La Commission d'examen des plaintes concernant la police militaire du Canada (CPPM) a interrogé à ce jour 60 témoins dans le cadre de l'enquête qu'elle mène sur les allégations de mauvais traitements qui auraient été infligés à des détenus afghans par des membres de la police militaire des Forces armées canadiennes (FAC) durant leur déploiement en Afghanistan en 2010-2011.

Selon des informations obtenues par La Presse, les enquêteurs de la CPPM ont pu commencer à interroger des témoins des événements à partir de juillet 2017 seulement, même si l'enquête a officiellement été lancée en novembre 2015.

La CPPM a décidé de mener cette enquête le jour même de la prestation de serment du gouvernement Trudeau, après que La Presse eut révélé en mai 2015 que des policiers militaires canadiens en mission en Afghanistan avaient instauré un climat de terreur au centre de détention de la base de Kandahar sans jamais être sanctionnés par le ministère de la Défense.

Dans le cadre de son enquête, la CPPM tente notamment de savoir si des ordres « provenant d'Ottawa » ont été donnés afin d'étouffer cette affaire pour ne pas nuire à la réputation internationale du Canada, des Forces armées canadiennes ou de membres de la police militaire.

« Les entrevues avec les témoins ont débuté en juillet 2017 et sont actuellement presque complétées. Soixante témoins ont été interviewés à ce jour. Cela a pris du temps en raison du grand nombre de témoins, et du fait que nous avons identifié de nouveaux témoins au fur et à mesure que l'enquête progressait. »

- Michael Tansey, porte-parole de la CPPM, dans un courriel à La Presse

« La Commission a aussi fait face à des défis pour compléter les entrevues en raison de la situation géographique des témoins qui résident à différents endroits au pays et à l'extérieur du pays. De plus, certains témoins étaient en mission à l'étranger et la Commission a déterminé qu'il était préférable d'attendre leur retour pour effectuer des entrevues plus complètes », a-t-il ajouté.

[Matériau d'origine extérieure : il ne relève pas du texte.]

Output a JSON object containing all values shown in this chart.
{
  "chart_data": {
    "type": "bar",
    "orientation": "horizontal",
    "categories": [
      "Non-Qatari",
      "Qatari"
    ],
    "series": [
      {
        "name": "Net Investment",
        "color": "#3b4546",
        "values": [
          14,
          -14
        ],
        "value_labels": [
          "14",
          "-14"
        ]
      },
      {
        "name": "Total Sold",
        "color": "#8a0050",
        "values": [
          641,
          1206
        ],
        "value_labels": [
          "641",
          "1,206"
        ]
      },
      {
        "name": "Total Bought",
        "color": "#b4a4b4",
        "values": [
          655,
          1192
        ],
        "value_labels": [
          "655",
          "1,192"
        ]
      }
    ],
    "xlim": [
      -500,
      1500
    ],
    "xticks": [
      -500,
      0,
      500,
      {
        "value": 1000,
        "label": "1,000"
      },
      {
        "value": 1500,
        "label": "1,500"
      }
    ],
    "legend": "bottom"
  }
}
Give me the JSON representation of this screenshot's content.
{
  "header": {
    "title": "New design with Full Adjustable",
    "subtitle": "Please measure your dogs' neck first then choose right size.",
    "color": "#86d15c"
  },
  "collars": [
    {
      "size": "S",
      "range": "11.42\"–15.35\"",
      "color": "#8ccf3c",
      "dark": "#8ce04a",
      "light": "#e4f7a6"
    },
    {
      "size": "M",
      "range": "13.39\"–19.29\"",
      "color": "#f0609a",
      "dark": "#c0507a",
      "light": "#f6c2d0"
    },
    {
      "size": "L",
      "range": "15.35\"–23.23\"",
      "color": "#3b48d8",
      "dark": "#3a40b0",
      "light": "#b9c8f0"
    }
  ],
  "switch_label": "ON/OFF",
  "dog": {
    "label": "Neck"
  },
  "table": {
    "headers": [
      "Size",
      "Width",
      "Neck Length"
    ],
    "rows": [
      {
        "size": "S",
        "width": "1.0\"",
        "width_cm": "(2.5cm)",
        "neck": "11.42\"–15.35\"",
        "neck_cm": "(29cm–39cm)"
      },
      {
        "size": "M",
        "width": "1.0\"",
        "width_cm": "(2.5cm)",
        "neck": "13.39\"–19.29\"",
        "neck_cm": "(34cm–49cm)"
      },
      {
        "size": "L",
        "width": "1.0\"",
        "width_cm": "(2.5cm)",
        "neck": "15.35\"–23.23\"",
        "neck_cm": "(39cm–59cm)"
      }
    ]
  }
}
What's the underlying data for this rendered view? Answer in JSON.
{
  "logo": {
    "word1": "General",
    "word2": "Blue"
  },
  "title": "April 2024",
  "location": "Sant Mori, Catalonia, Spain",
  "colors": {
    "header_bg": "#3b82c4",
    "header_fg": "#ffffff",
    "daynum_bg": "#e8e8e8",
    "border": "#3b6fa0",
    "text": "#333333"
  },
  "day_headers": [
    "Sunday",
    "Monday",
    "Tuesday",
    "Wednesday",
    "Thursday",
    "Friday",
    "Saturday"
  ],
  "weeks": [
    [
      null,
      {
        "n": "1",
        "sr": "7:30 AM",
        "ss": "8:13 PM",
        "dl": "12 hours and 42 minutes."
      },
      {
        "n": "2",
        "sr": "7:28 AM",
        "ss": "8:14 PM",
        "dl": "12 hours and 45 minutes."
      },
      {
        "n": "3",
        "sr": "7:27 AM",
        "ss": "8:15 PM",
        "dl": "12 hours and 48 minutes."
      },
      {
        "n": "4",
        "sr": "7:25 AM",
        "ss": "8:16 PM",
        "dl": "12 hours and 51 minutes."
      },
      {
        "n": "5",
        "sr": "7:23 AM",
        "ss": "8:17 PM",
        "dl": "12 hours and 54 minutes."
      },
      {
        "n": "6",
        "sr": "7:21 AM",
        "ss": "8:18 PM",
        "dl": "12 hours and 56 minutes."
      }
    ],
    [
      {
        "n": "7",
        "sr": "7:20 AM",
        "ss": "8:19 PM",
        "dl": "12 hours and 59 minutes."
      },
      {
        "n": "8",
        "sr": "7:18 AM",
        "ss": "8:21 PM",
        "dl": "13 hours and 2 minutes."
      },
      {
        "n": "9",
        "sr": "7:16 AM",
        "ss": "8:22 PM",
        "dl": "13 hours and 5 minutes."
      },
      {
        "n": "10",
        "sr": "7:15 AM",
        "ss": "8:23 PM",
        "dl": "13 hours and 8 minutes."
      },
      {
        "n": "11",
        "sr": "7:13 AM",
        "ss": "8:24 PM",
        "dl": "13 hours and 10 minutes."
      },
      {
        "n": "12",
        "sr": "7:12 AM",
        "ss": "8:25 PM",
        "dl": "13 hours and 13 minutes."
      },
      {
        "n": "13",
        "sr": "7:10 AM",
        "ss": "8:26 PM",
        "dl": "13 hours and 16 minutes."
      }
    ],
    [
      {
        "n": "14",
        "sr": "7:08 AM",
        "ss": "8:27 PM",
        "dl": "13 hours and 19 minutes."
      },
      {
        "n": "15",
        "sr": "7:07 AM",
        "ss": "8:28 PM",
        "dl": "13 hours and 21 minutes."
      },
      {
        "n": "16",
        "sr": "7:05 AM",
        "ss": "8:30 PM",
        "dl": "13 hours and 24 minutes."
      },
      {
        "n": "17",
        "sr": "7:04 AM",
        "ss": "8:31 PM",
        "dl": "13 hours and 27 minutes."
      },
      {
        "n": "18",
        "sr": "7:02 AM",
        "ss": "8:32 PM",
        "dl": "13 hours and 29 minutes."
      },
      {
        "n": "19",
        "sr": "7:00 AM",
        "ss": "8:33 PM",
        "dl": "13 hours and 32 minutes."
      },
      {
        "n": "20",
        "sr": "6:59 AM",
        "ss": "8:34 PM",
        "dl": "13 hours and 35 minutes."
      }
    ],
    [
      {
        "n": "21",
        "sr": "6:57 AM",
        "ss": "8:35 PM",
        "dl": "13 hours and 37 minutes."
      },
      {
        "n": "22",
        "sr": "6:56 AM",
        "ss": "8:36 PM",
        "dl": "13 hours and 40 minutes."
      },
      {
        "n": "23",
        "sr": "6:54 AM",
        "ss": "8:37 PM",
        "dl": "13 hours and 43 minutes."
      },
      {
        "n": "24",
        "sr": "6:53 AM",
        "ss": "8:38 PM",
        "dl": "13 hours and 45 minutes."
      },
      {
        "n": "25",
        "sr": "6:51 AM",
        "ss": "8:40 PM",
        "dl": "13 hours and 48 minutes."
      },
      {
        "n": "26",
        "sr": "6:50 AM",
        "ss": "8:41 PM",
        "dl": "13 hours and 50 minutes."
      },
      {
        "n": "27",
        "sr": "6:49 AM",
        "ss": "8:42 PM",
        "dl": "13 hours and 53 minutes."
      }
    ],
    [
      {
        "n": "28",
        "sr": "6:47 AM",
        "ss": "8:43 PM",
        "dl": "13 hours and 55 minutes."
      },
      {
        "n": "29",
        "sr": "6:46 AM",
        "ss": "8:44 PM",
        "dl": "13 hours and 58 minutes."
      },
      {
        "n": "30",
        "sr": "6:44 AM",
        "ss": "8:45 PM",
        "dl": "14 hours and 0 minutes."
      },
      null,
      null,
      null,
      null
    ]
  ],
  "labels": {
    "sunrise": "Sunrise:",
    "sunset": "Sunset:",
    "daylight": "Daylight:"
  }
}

M. Tansey a aussi indiqué que la CPPM avait dû multiplier les efforts afin d'obtenir tous les documents liés aux événements survenus au centre de détention de la base de Kandahar et impliquant des membres de la police militaire. La CPPM a dû demander l'intervention du Grand Prévôt des Forces armées canadiennes (GPFC) afin d'obtenir les autres documents pertinents.

« Nous avons reçu la divulgation d'une partie de l'information et des documents demandés en juin 2017, mais on s'est rendu compte qu'il manquait toujours des documents. La plupart des documents pertinents sont détenus par d'autres organisations des Forces armées canadiennes. [...] Au mois de novembre 2017, la Commission a demandé l'assistance du GPFC pour que la CPPM puisse accéder aux documents identifiés. En décembre 2017, le GPFC a présenté une requête auprès de l'organisation des FAC qui détient les documents. L'accès nous a été accordé le 1er mars 2018, et la CPPM est présentement en train de faire l'inspection des documents », a indiqué M. Tansey.

M. Tansey a souligné que même si la CPPM a fait « beaucoup de progrès dans son enquête », il demeure difficile de préciser quand elle va remettre son rapport et ses conclusions quant aux événements qui seraient survenus au centre de détention de la base de Kandahar, d'autant que les enquêteurs doivent encore passer au peigne fin « un volume important de documents et de matériel électronique reliés à la mission en Afghanistan ».

Rappelons que les gestes répréhensibles qui font l'objet de l'enquête de la CPPM se seraient produits en décembre 2010 et janvier 2011, alors que la mission de combat des soldats canadiens en Afghanistan tirait à sa fin.

Selon les informations publiées dans La Presse en mai 2015, des policiers militaires canadiens, exécutant les instructions de leurs supérieurs, auraient fait des « entrées dynamiques » dans les cellules du centre de détention de la base de Kandahar, où se trouvaient une quarantaine de prisonniers afghans. L'objectif de ces entrées dynamiques était de contraindre les prisonniers à dévoiler des informations susceptibles d'aider les troupes canadiennes et leurs alliés occidentaux à contrer les menaces des insurgés talibans ou à trouver des caches d'armes. Les incursions des policiers militaires ont été filmées, les cellules du centre de détention étant munies de caméras de surveillance.

En confirmant la tenue d'une enquête, en novembre 2015, la présidente de la CPPM, Hilary McCormack, avait déclaré que « l'allégation selon laquelle la police militaire aurait pu avoir été impliquée dans une tentative d'étouffer l'affaire en dissimulant des inconduites commises par des membres de la police militaire ou d'autres membres des FAC est très sérieuse ».